Inserito il 20 Luglio 2022 alle ore 13:48 da Don Gianni Antoniazzi

Non si può far tutto nella vita. Qualcuno sogna di provare ogni tipo di esperienza e progetta magari di viaggiare continuamente. è urgente invece puntare al centro, senza fermarsi e restare in superficie

Assistiamo ad un cambio d’epoca. Diventa evidente giorno dopo giorno. Le categorie che adoperavamo fino anche a 15 anni fa stanno crollando.

Vale, per esempio, per il Sacramento del matrimonio, ma anche per il riferimento alle criptovalute. Vale per i valori: 20 anni fa i giovani crescevano con un orizzonte italiano.
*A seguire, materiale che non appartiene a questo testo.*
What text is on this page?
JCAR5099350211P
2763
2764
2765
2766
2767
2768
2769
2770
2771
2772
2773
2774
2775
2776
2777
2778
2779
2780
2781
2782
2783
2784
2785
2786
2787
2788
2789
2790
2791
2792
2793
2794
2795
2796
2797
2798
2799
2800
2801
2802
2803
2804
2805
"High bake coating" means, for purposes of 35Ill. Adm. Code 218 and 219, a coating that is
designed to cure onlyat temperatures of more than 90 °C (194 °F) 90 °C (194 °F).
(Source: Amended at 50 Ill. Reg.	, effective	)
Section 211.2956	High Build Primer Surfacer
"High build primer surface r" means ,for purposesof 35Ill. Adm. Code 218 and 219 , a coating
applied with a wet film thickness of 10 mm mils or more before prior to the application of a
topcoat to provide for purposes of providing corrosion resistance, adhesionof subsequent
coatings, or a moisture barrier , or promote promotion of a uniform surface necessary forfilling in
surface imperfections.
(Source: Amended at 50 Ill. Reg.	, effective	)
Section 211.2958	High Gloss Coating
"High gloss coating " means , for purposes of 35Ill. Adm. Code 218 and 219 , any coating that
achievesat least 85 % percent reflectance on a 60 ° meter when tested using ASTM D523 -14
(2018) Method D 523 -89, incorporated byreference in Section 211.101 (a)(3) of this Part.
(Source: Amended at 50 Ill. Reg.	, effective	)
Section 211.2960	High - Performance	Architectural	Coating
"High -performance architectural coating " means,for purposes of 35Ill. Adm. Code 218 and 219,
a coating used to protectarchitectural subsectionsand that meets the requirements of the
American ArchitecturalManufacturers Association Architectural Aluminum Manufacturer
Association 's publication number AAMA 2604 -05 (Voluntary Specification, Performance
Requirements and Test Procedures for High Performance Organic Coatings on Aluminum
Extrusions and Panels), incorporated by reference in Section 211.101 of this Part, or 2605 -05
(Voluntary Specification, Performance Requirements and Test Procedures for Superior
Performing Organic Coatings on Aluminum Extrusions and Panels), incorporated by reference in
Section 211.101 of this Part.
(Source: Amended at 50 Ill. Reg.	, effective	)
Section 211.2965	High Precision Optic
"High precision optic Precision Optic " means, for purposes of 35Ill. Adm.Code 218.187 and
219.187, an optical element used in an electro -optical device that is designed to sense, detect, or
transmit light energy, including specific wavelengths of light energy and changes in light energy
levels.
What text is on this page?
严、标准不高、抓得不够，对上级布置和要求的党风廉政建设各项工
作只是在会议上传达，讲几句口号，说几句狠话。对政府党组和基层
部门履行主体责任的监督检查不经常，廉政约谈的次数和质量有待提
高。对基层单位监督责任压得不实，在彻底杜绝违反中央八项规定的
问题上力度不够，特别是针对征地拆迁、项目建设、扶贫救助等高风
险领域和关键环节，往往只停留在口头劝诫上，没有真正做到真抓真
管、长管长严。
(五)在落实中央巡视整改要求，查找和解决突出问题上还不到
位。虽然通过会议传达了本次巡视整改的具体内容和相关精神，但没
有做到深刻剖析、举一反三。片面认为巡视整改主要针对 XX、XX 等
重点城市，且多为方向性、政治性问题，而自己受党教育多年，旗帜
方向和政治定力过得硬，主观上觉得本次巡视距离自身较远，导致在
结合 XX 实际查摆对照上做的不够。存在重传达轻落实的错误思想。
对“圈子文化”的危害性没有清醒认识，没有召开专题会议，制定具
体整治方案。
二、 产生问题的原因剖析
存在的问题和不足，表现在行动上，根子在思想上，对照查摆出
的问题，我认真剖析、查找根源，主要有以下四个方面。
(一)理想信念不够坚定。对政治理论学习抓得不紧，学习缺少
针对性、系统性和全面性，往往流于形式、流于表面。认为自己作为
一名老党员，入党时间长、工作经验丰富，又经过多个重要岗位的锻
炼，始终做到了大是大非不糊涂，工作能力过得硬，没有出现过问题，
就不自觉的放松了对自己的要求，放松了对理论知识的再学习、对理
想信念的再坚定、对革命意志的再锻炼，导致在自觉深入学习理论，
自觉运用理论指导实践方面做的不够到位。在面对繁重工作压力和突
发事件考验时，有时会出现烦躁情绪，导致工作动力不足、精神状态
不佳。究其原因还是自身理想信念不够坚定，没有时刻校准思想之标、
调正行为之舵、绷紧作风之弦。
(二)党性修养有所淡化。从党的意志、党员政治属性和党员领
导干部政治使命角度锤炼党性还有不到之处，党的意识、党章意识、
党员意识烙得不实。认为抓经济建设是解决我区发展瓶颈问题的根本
Oggi guardano a tutto il pianeta, senza distinzioni.

Cosa c’è di urgente in questo momento? Fare ogni esperienza non è possibile. E neppure si può immaginare di adempiere a 1.000 iniziative per rimediare alla salvaguardia del pianeta, provvedere alla stabilità economica e politica, preservare la pace.

È urgente invece pensare alla formazione del pensiero umano. È necessario dedicare energie alla crescita personale e alla costituzione di una nuova immagine di uomo, adatta ai tempi anche futuri.

Bisogna andare alla radice delle questioni: il dramma vero non riguarda il pianeta, la politica o le armi. Queste difficoltà nascono per la fioritura dell’orgoglio, della cupidigia, della rabbia. Di fronte a questi problemi serve una “soluzione generatrice di soluzioni”, ossia la costruzione di un pensiero, che secondo la visione del Vangelo, si esprime nella persona di Gesù.

Chi offre un pesce toglie la fame per un giorno. Chi insegna a pescare risolve il problema nel tempo. Chi forma il pensiero genera un uomo che sa orientarsi. Chi trasmette la fede in Gesù offre l’energia della speranza.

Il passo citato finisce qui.